During the Civil War Sabine Parish sent five companies to Virginia and was the scene of the last major engagement on Louisiana soil, which was fought April 9, 1861, at the old Pleasant Hill and along the Sabine-DeSoto Parish line. The battle took place one day after the Confederate victory at Mansfield. The action forced the withdrawal of federal troops along the Shreveport-Natchitoches road which cut across the northeast section of the parish. This series of clashes was regarded as vitally important, for the war, they frustrated the attempt by Union forces to capture Shreveport and split Texas from the rest of the Confederacy.

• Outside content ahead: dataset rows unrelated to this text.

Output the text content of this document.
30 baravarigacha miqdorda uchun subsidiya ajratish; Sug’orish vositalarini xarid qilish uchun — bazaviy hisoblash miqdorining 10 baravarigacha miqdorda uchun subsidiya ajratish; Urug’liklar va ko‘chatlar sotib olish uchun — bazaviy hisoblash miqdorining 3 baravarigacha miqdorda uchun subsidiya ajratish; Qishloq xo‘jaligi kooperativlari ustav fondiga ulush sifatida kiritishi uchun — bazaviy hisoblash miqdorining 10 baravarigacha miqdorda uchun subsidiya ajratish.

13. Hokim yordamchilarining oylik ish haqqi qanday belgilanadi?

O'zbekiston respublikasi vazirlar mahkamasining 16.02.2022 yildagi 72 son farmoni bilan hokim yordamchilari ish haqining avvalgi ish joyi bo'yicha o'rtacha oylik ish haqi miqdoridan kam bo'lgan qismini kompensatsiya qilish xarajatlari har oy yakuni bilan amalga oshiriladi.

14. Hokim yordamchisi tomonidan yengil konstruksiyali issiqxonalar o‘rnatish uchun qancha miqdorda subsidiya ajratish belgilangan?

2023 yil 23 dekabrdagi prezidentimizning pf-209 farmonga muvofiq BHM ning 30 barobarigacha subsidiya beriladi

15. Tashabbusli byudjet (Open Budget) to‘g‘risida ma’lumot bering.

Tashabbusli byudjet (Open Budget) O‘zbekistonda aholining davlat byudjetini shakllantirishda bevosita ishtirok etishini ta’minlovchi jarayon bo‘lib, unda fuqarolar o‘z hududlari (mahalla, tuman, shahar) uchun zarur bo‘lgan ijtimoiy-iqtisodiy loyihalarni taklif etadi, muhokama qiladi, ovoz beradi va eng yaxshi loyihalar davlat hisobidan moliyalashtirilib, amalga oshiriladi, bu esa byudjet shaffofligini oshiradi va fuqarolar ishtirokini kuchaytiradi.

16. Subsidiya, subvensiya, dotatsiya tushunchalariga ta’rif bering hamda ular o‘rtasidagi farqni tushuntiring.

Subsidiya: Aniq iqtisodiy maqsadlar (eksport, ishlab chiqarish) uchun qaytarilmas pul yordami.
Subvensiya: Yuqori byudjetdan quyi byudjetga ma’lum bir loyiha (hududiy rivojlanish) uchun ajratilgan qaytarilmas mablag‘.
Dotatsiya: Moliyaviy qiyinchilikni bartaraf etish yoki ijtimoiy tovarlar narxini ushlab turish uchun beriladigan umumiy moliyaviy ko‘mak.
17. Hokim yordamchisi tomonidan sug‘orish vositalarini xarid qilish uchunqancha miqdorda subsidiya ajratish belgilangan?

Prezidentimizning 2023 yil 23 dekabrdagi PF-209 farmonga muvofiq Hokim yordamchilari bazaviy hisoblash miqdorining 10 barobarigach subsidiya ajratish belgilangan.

Following the war, the steamboat gave way to the railroad. The Texas-Pacific, which was completed between Shreveport and New Orleans, traversed the northern part of the parish and Pleasant Hill, two miles away in DeSoto Parish, moved to the railroad. The construction of the Kansas City Southern Railroad through the parish in 1896 led to the establishment of the towns of Zwolle, Florien, Fisher, and Converse. The area was mainly agricultural until the railroad brought lumbermen, who set up sawmills to convert the trees that blanketed the state into lumber to satisfy the worldwide demand for long-leaf virgin pine.

Three decades later the forest acres were barren and a great many sawmills moved out. However, reforestation was innovated in the early 1940s and pulp and paper mills bought the thinnings. The payoff was the development of Southern Pine Plywood and the opening of the first plywood mill (Vancouver) in Louisiana at Florien. Reforestation lagniappe was the creation of Hodges Gardens in the 1950s, which opened up a brand new industry – tourism, which was augmented with the completion of Toledo Bend Reservoir in 1968.

Following the discovery of oil in 1928, crude oil and natural gas joined timber as leading natural resources until about 1934 when it experienced a gradual decline. Oil was not the be a major economic factor again until new reserves were brought in near Many in the 1950s.